Saturday, April 11, 2009

The Queen of Royal Icing




Once again, I am one step closer to being crowned the Queen of Royal Icing. My daughter and I created a menagerie of chicks, lambs, rabbits and ducks in a grass-filled Easter basket, with spring tulips rising in the background and colorful eggs scattered around the grass.

These are the kinds of cookies that the kids love, but the mothers hate you for making. I do them with relish for the former and with wicked pleasure for the latter. And this Easter was no different.

While my daughter and I put together quite a batch for her pre-school class for Valentine’s Day – all manner, colors and sizes of hearts, plus X and O letters, and Hello Kitty faces – I thoroughly enjoyed making an Easter Basket with the cookies on sticks. The colors are soft, the shapes are charming and the chicks on sticks always crack me up. I'm not sure why! Our menagerie in Easter grass thrilled one and all at her school.

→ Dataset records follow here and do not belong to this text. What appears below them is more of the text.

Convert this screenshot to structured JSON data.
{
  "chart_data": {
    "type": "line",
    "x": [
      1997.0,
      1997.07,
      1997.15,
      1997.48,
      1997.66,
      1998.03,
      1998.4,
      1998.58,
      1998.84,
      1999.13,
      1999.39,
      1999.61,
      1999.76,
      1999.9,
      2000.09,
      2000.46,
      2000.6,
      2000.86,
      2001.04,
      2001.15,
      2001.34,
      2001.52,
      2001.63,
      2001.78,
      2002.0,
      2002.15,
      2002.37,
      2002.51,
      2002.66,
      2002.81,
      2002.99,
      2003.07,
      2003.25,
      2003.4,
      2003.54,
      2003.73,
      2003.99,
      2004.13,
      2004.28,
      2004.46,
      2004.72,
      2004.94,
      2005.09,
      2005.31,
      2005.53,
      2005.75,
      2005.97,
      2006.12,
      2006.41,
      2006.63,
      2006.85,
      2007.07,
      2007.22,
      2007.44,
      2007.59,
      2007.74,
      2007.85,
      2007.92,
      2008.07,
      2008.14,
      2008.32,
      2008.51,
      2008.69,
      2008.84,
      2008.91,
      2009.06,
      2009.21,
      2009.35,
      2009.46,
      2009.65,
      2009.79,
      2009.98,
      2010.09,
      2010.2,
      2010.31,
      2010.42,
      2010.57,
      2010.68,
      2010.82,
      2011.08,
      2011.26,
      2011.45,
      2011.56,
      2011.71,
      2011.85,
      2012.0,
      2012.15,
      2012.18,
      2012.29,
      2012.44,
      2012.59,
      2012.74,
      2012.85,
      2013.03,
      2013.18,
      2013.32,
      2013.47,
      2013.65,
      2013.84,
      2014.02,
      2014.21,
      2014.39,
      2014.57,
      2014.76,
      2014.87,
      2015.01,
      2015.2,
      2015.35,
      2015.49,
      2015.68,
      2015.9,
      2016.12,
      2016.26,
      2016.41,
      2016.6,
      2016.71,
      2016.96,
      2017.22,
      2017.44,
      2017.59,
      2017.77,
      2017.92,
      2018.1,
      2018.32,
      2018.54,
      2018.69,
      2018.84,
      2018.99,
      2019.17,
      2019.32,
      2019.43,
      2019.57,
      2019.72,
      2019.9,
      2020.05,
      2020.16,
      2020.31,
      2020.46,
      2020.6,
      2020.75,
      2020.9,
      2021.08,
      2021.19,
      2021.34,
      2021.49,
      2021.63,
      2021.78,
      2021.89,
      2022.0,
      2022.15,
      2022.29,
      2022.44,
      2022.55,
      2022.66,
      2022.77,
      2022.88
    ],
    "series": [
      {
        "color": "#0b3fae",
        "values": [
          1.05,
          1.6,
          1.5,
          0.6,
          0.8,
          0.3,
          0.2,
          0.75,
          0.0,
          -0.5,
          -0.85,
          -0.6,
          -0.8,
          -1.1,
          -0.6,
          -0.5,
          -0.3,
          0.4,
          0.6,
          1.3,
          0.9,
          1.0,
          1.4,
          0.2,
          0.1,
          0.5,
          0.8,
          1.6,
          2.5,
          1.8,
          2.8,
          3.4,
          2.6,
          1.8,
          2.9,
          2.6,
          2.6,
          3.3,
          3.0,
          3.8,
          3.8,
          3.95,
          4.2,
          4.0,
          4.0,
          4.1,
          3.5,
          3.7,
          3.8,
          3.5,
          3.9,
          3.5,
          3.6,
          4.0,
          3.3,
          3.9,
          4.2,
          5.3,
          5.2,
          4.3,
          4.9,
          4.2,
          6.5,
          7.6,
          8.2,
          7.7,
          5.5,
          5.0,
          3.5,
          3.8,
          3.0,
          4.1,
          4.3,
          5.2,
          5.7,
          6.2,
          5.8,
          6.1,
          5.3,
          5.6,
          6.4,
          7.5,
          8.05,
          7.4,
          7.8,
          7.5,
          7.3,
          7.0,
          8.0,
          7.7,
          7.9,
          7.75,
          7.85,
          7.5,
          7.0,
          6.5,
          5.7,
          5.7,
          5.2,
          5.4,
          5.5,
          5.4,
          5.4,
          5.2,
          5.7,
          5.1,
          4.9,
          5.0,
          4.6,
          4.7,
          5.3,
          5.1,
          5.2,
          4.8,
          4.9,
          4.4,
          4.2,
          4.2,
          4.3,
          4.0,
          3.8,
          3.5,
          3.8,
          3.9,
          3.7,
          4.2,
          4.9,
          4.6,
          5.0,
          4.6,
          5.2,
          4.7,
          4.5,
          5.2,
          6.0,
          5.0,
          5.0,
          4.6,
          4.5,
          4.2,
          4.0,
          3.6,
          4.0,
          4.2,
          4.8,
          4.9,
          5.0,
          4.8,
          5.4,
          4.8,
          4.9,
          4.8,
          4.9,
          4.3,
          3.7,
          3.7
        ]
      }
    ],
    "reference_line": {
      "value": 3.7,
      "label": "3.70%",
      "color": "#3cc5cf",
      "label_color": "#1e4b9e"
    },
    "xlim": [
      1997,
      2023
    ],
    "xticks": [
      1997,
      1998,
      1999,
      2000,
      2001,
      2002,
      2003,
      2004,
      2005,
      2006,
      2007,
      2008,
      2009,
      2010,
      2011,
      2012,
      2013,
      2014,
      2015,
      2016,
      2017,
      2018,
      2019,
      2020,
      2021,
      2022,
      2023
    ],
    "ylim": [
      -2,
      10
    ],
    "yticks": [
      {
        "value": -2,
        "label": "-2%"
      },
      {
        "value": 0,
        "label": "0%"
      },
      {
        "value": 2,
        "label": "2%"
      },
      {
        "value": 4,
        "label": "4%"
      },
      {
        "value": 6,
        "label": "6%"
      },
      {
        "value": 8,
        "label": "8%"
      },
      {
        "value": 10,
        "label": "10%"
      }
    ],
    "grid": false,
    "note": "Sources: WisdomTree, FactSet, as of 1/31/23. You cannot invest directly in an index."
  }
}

Working alone, I can usually do this relatively neatly with near picture perfect results. Working together, my daughter and I made a huge mess, used seemingly every shallow bowl and saucer in the kitchen, scattered non-pariels and sent dragées plinking and rolling into kitchen crevices that I never knew existed and ended up with dried royal icing spackling utensils, pastry tips and twist-ties to the countertop.

In other words, we had a ball.


Cookies:

1C Unsalted butter
1C Sugar
1 Lge egg
1 tsp vanilla
2 tsp Baking Powder
½ tsp salt
3 C Flour

Blend ingredients from top to bottom as you would for cookies. Separate and flatten into two disks and chill. Roll and cut. Bake @ 350 for 8-12 minutes, depending on your cookie cutter size.

These are not my favorite cookies for taste, but the dough really holds the cookie shapes while baking – very little spreading or puffing if at all. You may also make chocolate cookies with the same good baking results by swapping ½ cup cocoa powder for ½ cup of the flour. I tend to make at least half the batch chocolate at Halloween for black cats and bats. Also, if you do them on sticks, soak the skewers in water for at least 20 minutes to prevent scorching. Insert carefully and bake as directed.


Icing:

3 Tbs meringue powder
4 C Confectioners sugar
[up to] 6 T H2O

Blend 6-8 minutes using a standing mixer; longer with a hand held.

Divide the white icing according to the number of colors you’ll be using. Spoon icing into piping bags fitted with your needed tips for outlining, leaves, stripes, flowers, etc.

**While working, cover the bowl with a damp paper towel.

For outlined cookies, use “pipe and fill.” Using a #2 tip, pipe a color around the edge(s) of your cookies. Fill in with thinned icing of a different color.

You can use the “thin and dip” technique by spooning the needed amount of icing into a shallow dish or saucer, then stirring in a few drops of water to reach the desired consistency. It takes some practice – the icing can’t be too thin. There’s a fine line.

Alternatively, add a scant few drops for what I call “dip and spread.” Using thicker icing, dip the cookies face down then spread the icing to the edges using an offset spatula or even a butter knife.